If so, any suggestions as to the password? I tried 5400 but no job.


----------



## joeten (Dec 4, 2008)

Sorry honestly no clue, but due to forum rules we never get involved with passwords as we have no way to confirm ownership. The place to look into maybe the makers forum or one that deals with that brand of printer.


----------



## IrlDave123 (Sep 24, 2018)

Reading the dis-assembly instructions for the back plate, it is supposed to just pull out when I unscrew 2 screws.

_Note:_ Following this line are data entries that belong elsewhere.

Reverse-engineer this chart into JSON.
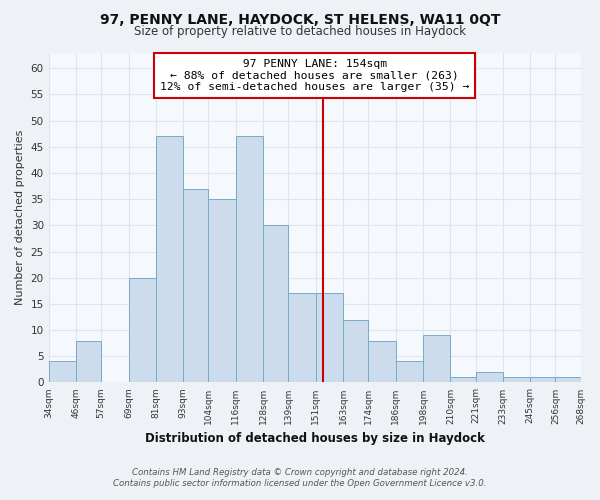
{
  "title": "97, PENNY LANE, HAYDOCK, ST HELENS, WA11 0QT",
  "subtitle": "Size of property relative to detached houses in Haydock",
  "xlabel": "Distribution of detached houses by size in Haydock",
  "ylabel": "Number of detached properties",
  "bar_left_edges": [
    34,
    46,
    57,
    69,
    81,
    93,
    104,
    116,
    128,
    139,
    151,
    163,
    174,
    186,
    198,
    210,
    221,
    233,
    245,
    256
  ],
  "bar_heights": [
    4,
    8,
    0,
    20,
    47,
    37,
    35,
    47,
    30,
    17,
    17,
    12,
    8,
    4,
    9,
    1,
    2,
    1,
    1,
    1
  ],
  "bin_labels": [
    "34sqm",
    "46sqm",
    "57sqm",
    "69sqm",
    "81sqm",
    "93sqm",
    "104sqm",
    "116sqm",
    "128sqm",
    "139sqm",
    "151sqm",
    "163sqm",
    "174sqm",
    "186sqm",
    "198sqm",
    "210sqm",
    "221sqm",
    "233sqm",
    "245sqm",
    "256sqm",
    "268sqm"
  ],
  "bar_color": "#ccdcec",
  "bar_edge_color": "#7aaac8",
  "vline_x": 154,
  "vline_color": "#cc0000",
  "annotation_title": "97 PENNY LANE: 154sqm",
  "annotation_line1": "← 88% of detached houses are smaller (263)",
  "annotation_line2": "12% of semi-detached houses are larger (35) →",
  "ylim": [
    0,
    63
  ],
  "yticks": [
    0,
    5,
    10,
    15,
    20,
    25,
    30,
    35,
    40,
    45,
    50,
    55,
    60
  ],
  "footer_line1": "Contains HM Land Registry data © Crown copyright and database right 2024.",
  "footer_line2": "Contains public sector information licensed under the Open Government Licence v3.0.",
  "bg_color": "#eef2f7",
  "plot_bg_color": "#f5f8fc",
  "grid_color": "#dde5ef"
}
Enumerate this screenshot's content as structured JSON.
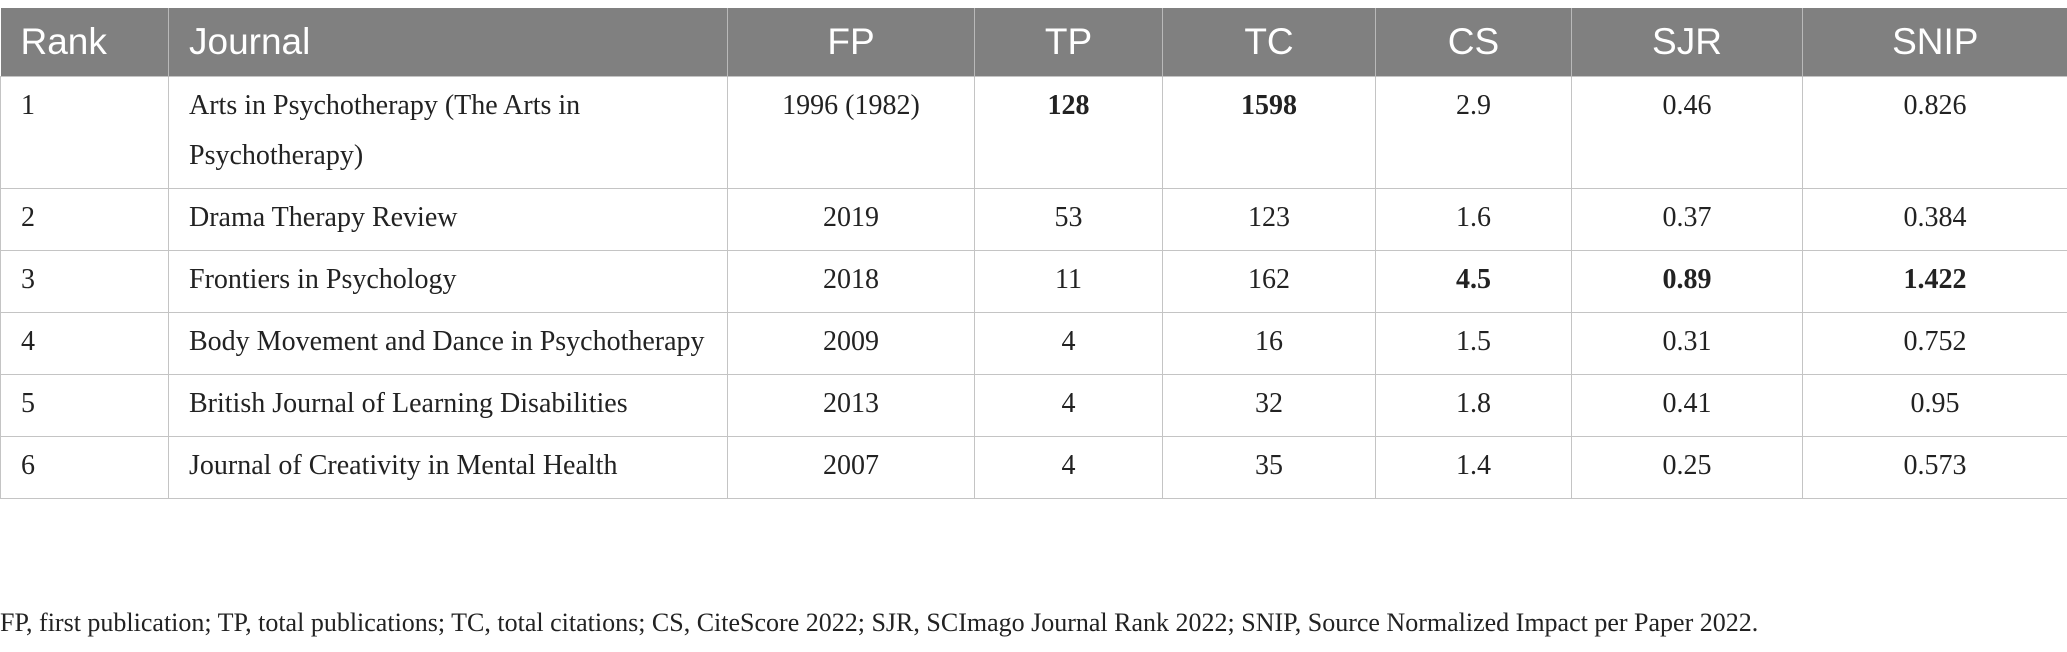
{
  "columns": [
    "Rank",
    "Journal",
    "FP",
    "TP",
    "TC",
    "CS",
    "SJR",
    "SNIP"
  ],
  "rows": [
    {
      "rank": "1",
      "journal": "Arts in Psychotherapy (The Arts in Psychotherapy)",
      "fp": "1996 (1982)",
      "tp": "128",
      "tc": "1598",
      "cs": "2.9",
      "sjr": "0.46",
      "snip": "0.826"
    },
    {
      "rank": "2",
      "journal": "Drama Therapy Review",
      "fp": "2019",
      "tp": "53",
      "tc": "123",
      "cs": "1.6",
      "sjr": "0.37",
      "snip": "0.384"
    },
    {
      "rank": "3",
      "journal": "Frontiers in Psychology",
      "fp": "2018",
      "tp": "11",
      "tc": "162",
      "cs": "4.5",
      "sjr": "0.89",
      "snip": "1.422"
    },
    {
      "rank": "4",
      "journal": "Body Movement and Dance in Psychotherapy",
      "fp": "2009",
      "tp": "4",
      "tc": "16",
      "cs": "1.5",
      "sjr": "0.31",
      "snip": "0.752"
    },
    {
      "rank": "5",
      "journal": "British Journal of Learning Disabilities",
      "fp": "2013",
      "tp": "4",
      "tc": "32",
      "cs": "1.8",
      "sjr": "0.41",
      "snip": "0.95"
    },
    {
      "rank": "6",
      "journal": "Journal of Creativity in Mental Health",
      "fp": "2007",
      "tp": "4",
      "tc": "35",
      "cs": "1.4",
      "sjr": "0.25",
      "snip": "0.573"
    }
  ],
  "footnote": "FP, first publication; TP, total publications; TC, total citations; CS, CiteScore 2022; SJR, SCImago Journal Rank 2022; SNIP, Source Normalized Impact per Paper 2022.",
  "colors": {
    "header_bg": "#808080",
    "header_text": "#ffffff",
    "grid": "#c4c4c4"
  }
}
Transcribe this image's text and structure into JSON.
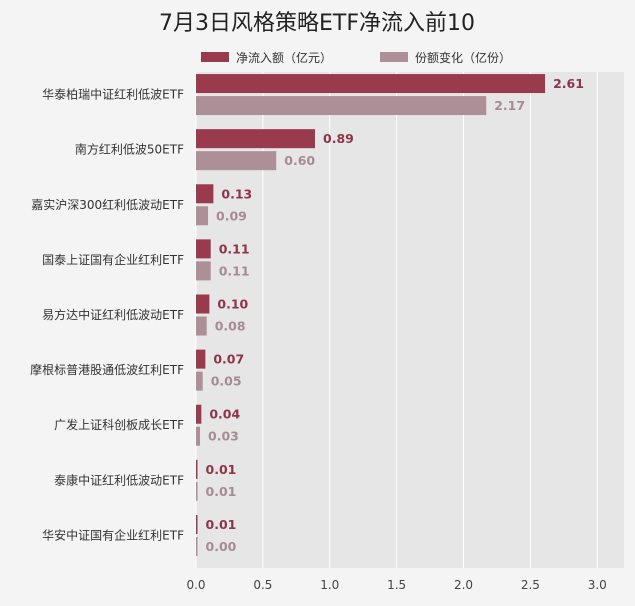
{
  "chart_data": {
    "type": "bar",
    "orientation": "horizontal",
    "title": "7月3日风格策略ETF净流入前10",
    "categories": [
      "华泰柏瑞中证红利低波ETF",
      "南方红利低波50ETF",
      "嘉实沪深300红利低波动ETF",
      "国泰上证国有企业红利ETF",
      "易方达中证红利低波动ETF",
      "摩根标普港股通低波红利ETF",
      "广发上证科创板成长ETF",
      "泰康中证红利低波动ETF",
      "华安中证国有企业红利ETF"
    ],
    "series": [
      {
        "name": "净流入额（亿元）",
        "color": "#993a4d",
        "values": [
          2.61,
          0.89,
          0.13,
          0.11,
          0.1,
          0.07,
          0.04,
          0.01,
          0.01
        ],
        "labels": [
          "2.61",
          "0.89",
          "0.13",
          "0.11",
          "0.10",
          "0.07",
          "0.04",
          "0.01",
          "0.01"
        ]
      },
      {
        "name": "份额变化（亿份）",
        "color": "#ad8f98",
        "values": [
          2.17,
          0.6,
          0.09,
          0.11,
          0.08,
          0.05,
          0.03,
          0.01,
          0.0
        ],
        "labels": [
          "2.17",
          "0.60",
          "0.09",
          "0.11",
          "0.08",
          "0.05",
          "0.03",
          "0.01",
          "0.00"
        ]
      }
    ],
    "xlim": [
      0,
      3.2
    ],
    "xticks": [
      0,
      0.5,
      1,
      1.5,
      2,
      2.5,
      3
    ],
    "xtick_labels": [
      "0.0",
      "0.5",
      "1.0",
      "1.5",
      "2.0",
      "2.5",
      "3.0"
    ],
    "xlabel": "",
    "ylabel": "",
    "grid": true,
    "legend_position": "top",
    "plot_background": "#e6e6e6",
    "page_background": "#f4f4f4"
  }
}
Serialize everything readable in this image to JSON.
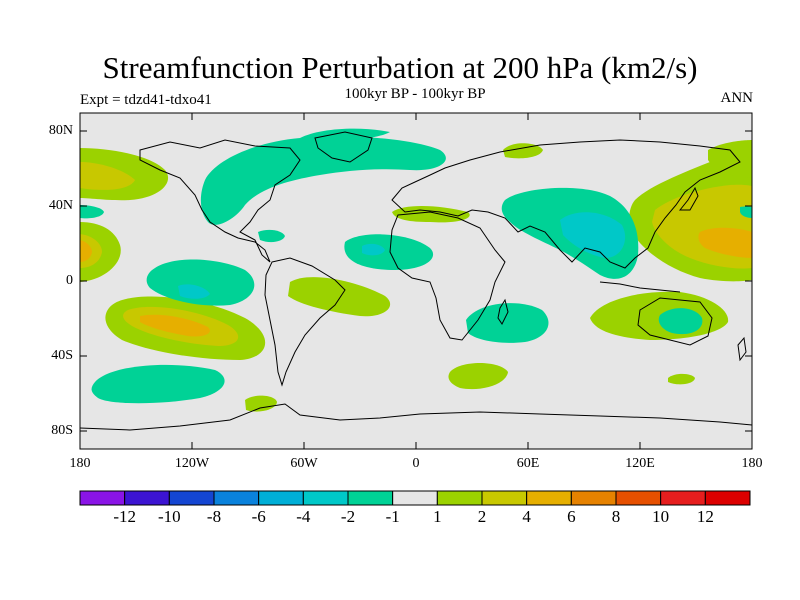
{
  "title": "Streamfunction Perturbation at 200 hPa (km2/s)",
  "subtitle": "100kyr BP - 100kyr BP",
  "experiment": "Expt = tdzd41-tdxo41",
  "season": "ANN",
  "axes": {
    "y_labels": [
      "80N",
      "40N",
      "0",
      "40S",
      "80S"
    ],
    "x_labels": [
      "180",
      "120W",
      "60W",
      "0",
      "60E",
      "120E",
      "180"
    ]
  },
  "colorbar": {
    "labels": [
      "-12",
      "-10",
      "-8",
      "-6",
      "-4",
      "-2",
      "-1",
      "1",
      "2",
      "4",
      "6",
      "8",
      "10",
      "12"
    ],
    "colors": [
      "#8a14e6",
      "#3c14d2",
      "#1446d2",
      "#0a82dc",
      "#00afd7",
      "#00c8c8",
      "#00d296",
      "#e6e6e6",
      "#9bd200",
      "#c8c800",
      "#e6af00",
      "#e68200",
      "#e65000",
      "#e61e1e",
      "#dc0000"
    ]
  },
  "colors": {
    "background_fill": "#e6e6e6",
    "pos_1_2": "#9bd200",
    "pos_2_4": "#c8c800",
    "pos_4_6": "#e6af00",
    "neg_1_2": "#00d296",
    "neg_2_4": "#00c8c8",
    "neg_4_6": "#00afd7"
  }
}
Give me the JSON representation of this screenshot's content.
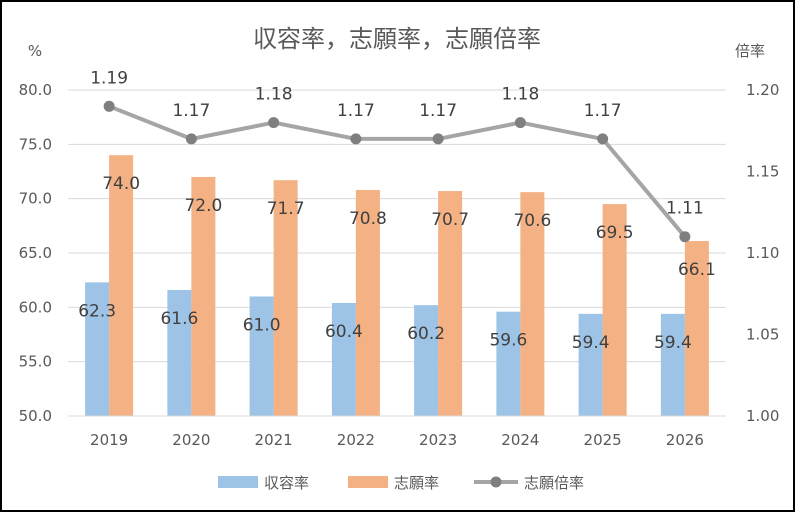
{
  "chart_data": {
    "type": "bar",
    "title": "収容率，志願率，志願倍率",
    "categories": [
      "2019",
      "2020",
      "2021",
      "2022",
      "2023",
      "2024",
      "2025",
      "2026"
    ],
    "series": [
      {
        "name": "収容率",
        "type": "bar",
        "axis": "left",
        "color": "#9dc3e6",
        "values": [
          62.3,
          61.6,
          61.0,
          60.4,
          60.2,
          59.6,
          59.4,
          59.4
        ]
      },
      {
        "name": "志願率",
        "type": "bar",
        "axis": "left",
        "color": "#f4b183",
        "values": [
          74.0,
          72.0,
          71.7,
          70.8,
          70.7,
          70.6,
          69.5,
          66.1
        ]
      },
      {
        "name": "志願倍率",
        "type": "line",
        "axis": "right",
        "color": "#a5a5a5",
        "values": [
          1.19,
          1.17,
          1.18,
          1.17,
          1.17,
          1.18,
          1.17,
          1.11
        ]
      }
    ],
    "y_left": {
      "label": "%",
      "range": [
        50.0,
        80.0
      ],
      "ticks": [
        "50.0",
        "55.0",
        "60.0",
        "65.0",
        "70.0",
        "75.0",
        "80.0"
      ]
    },
    "y_right": {
      "label": "倍率",
      "range": [
        1.0,
        1.2
      ],
      "ticks": [
        "1.00",
        "1.05",
        "1.10",
        "1.15",
        "1.20"
      ]
    },
    "bar_labels": {
      "収容率": [
        "62.3",
        "61.6",
        "61.0",
        "60.4",
        "60.2",
        "59.6",
        "59.4",
        "59.4"
      ],
      "志願率": [
        "74.0",
        "72.0",
        "71.7",
        "70.8",
        "70.7",
        "70.6",
        "69.5",
        "66.1"
      ],
      "志願倍率": [
        "1.19",
        "1.17",
        "1.18",
        "1.17",
        "1.17",
        "1.18",
        "1.17",
        "1.11"
      ]
    },
    "grid": true,
    "legend_position": "bottom"
  }
}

Tired this, but it is not coming out.

I don't want to force it, and already the task of trying to remove the NIC, clean the contacts and put it back is well beyond what I am familiar with... so I think I will just use the printer on the USB connector until all my Toner Cartridges run out (have bought quite a few) and then look to buying a new printer.

This was the best printer I have ever had, with very economical printing, so fingers crossed I will find a similar Kyocera Network Printer to replace it.

Thanks for all your help,
Best Wishes,
Dave


----------



## tristar (Aug 12, 2008)

Sure Dave, if there is a Kyocera service tech nearby, maybe you can have them disassemble/remove it for you..

From the Manual (Joe, what search engine are you using.. damn... half the stuff is blocked in my org ) it does show there is a riser board with multiple slots for the memory card and other devices..Looks like the NIC card would also be an add on card.


----------



## joeten (Dec 4, 2008)

Just Google mate, finding stuff is my little quirk. :whistling:


----------



## tristar (Aug 12, 2008)

Show-off !..


----------



## joeten (Dec 4, 2008)

Nah just been doing it a long time, it's easy if you keep it simple.


----------



## tristar (Aug 12, 2008)

That was slick


----------



## joeten (Dec 4, 2008)

:rofl: if only.


----------